In 2020, responding to the pandemic, he elaborated on these points in “Fratelli Tutti,” where he says that it is “an equally indispensable act of love to strive to organize and structure society so that one’s neighbour will not find himself in poverty,” and that one of the ways we do that is through multilateralism.
There are already several concrete ways in which reaffirmation of multilateral approaches to Africa’s recovery can take shape. One is for European countries to step up in their ambition to rechannel their Special Drawing Rights to African countries in order to address the immediate fiscal crisis.

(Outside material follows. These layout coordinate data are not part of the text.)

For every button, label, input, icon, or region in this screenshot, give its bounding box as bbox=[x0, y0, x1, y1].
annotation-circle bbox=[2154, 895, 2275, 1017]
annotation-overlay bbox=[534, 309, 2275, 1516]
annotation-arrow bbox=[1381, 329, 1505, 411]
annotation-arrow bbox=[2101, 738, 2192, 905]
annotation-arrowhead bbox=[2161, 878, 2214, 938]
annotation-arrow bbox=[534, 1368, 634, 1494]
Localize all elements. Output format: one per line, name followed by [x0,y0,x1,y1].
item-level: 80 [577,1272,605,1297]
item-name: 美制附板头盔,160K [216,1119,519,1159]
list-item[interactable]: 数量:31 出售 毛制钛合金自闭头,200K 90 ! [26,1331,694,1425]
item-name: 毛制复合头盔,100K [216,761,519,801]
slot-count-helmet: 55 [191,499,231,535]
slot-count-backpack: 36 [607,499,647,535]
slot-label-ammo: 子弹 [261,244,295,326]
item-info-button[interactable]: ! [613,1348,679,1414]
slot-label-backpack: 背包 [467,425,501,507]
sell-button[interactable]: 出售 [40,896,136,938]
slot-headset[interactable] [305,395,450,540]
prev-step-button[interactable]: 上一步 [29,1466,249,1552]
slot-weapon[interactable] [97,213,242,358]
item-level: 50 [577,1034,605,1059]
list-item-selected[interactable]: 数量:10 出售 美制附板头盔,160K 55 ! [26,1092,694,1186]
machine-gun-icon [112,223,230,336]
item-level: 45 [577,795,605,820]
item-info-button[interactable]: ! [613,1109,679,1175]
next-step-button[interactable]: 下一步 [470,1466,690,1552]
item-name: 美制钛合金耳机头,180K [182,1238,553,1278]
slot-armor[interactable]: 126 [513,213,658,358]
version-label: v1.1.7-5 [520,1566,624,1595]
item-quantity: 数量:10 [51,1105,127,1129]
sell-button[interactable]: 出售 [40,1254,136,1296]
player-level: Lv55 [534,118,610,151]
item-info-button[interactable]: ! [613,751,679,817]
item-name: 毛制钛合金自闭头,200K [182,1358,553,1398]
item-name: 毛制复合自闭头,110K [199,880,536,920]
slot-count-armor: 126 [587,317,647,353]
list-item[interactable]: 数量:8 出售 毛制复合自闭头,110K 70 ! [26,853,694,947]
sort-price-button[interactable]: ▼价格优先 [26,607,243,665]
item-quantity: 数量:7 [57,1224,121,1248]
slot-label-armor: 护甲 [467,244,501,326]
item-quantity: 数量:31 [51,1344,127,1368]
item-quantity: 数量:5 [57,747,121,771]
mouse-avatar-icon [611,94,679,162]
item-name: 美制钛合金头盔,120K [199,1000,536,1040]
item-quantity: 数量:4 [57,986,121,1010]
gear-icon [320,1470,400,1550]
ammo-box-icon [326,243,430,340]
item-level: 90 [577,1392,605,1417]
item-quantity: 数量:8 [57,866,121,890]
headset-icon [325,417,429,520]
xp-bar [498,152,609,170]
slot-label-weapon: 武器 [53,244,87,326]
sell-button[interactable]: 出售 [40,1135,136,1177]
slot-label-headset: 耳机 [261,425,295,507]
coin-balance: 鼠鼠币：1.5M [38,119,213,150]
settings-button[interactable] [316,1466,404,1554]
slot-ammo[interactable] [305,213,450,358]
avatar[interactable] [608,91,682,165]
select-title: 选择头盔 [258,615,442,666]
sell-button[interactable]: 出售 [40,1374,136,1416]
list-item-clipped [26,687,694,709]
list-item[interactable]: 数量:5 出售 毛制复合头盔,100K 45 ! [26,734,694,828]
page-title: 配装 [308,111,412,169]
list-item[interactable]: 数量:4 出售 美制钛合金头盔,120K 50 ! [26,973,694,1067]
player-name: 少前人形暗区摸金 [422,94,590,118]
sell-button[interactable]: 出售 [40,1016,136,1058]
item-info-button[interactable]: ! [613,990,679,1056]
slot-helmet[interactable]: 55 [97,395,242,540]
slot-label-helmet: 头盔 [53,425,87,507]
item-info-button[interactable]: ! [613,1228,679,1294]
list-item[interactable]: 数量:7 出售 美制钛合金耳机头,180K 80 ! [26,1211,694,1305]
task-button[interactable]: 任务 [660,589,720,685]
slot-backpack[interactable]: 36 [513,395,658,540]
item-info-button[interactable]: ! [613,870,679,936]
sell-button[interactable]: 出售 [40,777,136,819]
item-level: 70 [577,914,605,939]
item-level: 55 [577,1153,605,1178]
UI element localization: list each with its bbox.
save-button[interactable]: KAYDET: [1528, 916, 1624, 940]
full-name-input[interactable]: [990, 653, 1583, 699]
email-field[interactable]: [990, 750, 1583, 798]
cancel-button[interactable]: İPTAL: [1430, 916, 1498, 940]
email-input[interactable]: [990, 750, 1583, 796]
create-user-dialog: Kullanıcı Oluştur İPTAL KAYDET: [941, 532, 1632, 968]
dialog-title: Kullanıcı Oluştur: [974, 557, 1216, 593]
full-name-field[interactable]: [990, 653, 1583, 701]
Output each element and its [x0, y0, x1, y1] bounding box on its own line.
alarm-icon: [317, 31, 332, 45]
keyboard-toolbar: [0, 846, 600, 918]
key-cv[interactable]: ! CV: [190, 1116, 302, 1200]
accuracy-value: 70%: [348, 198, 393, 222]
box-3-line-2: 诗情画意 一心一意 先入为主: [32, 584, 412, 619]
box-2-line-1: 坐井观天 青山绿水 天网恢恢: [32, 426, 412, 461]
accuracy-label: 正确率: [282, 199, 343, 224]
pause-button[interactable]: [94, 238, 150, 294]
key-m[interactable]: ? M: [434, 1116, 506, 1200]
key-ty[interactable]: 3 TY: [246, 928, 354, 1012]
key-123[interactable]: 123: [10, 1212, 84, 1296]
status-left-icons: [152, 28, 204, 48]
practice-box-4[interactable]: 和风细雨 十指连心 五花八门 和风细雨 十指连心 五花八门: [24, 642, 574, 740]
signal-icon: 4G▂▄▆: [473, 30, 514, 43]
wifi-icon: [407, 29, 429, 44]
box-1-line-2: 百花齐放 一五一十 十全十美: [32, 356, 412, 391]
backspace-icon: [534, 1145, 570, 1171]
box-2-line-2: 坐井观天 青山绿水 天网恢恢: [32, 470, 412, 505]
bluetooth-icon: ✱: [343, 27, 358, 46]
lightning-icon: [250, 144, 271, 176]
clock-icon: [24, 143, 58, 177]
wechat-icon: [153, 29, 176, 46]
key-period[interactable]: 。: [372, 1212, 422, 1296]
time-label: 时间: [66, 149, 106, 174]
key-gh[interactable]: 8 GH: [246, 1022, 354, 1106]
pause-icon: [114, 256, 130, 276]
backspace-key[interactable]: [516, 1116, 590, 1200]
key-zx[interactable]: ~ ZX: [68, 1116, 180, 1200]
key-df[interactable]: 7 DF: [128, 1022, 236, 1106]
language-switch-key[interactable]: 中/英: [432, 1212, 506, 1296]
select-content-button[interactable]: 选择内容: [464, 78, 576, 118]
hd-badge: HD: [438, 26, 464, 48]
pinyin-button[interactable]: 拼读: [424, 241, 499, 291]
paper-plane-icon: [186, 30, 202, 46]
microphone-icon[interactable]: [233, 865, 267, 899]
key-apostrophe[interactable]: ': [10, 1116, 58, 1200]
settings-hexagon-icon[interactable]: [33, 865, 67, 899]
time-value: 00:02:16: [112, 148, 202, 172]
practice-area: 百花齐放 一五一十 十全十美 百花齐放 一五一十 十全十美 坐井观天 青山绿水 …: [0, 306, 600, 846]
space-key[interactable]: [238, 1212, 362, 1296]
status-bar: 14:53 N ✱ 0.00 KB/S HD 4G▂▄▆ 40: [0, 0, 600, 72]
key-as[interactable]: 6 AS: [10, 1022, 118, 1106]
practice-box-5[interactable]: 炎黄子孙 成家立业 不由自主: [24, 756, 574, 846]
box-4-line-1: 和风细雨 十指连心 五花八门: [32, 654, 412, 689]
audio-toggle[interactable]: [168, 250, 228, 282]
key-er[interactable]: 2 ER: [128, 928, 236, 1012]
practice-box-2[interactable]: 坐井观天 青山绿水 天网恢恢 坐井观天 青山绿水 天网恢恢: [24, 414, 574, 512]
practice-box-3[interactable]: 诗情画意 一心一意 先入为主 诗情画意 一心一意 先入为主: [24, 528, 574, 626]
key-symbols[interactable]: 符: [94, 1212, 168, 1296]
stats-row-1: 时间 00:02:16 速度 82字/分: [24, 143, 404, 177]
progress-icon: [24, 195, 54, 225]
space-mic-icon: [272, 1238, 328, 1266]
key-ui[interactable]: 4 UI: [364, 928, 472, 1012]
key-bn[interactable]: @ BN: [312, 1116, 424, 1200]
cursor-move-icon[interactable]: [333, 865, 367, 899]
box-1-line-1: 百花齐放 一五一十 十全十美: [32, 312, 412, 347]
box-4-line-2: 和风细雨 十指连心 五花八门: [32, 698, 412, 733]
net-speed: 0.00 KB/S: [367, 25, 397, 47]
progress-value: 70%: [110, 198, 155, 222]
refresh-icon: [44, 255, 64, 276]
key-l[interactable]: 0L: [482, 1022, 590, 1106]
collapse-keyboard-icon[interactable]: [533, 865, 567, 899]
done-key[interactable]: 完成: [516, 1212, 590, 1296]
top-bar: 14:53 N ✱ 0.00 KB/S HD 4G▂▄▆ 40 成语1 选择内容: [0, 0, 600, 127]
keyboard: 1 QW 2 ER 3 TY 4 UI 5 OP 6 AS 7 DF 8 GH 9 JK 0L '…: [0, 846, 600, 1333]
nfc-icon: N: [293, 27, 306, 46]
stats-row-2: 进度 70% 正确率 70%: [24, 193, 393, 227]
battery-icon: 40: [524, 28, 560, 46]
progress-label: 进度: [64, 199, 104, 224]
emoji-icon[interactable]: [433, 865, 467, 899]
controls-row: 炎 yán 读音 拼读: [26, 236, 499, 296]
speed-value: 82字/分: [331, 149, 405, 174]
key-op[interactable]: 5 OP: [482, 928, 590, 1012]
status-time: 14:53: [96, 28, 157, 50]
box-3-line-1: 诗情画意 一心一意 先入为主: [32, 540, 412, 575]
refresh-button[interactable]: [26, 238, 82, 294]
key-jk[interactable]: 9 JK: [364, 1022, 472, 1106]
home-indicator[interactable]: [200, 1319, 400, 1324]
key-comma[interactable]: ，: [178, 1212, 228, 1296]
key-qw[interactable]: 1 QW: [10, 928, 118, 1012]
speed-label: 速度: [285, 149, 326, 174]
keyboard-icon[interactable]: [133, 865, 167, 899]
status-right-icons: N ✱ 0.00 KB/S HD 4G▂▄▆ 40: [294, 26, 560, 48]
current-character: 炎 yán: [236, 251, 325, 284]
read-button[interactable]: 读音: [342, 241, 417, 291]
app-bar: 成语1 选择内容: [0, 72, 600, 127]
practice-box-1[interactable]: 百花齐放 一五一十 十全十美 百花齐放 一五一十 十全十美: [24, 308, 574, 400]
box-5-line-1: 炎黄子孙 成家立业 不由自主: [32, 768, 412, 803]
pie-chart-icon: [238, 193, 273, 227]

In August 2021, the International Monetary Fund made a general allocation of SDRs to member states equivalent to $650 billion. However, the overwhelming majority of the allocation went into the coffers of the wealthiest developed countries that do not have the same need for them like Africa does. The G-20 called for $100 billion in SDRs to be rechanneled to low- and middle-income countries. Only $45 billion USD has been pledged to date.
Because of the system of weighted voting at IMF, EU member states represent a large proportion of the votes necessary for any action on SDRs. A concerted European voice in favor of either a new SDR allocation or for crafting the Resilience and Sustainability Trust with flexibility and on terms that address Africa’s needs can go a long way in advancing Africa’s policy agenda and be a concrete example of renewed AU-EU solidarity.
AU and EU leaders should be bold enough to put not only rechanneling of the August 2021 allocation at the top of their agenda, but also to press IMF to make an additional allocation. Discussion of the proposed Resilience and Sustainability Trust as a means of using SDRs to help low- and middle-income countries weather future shocks, including those brought on by climate change, should likewise be fostered.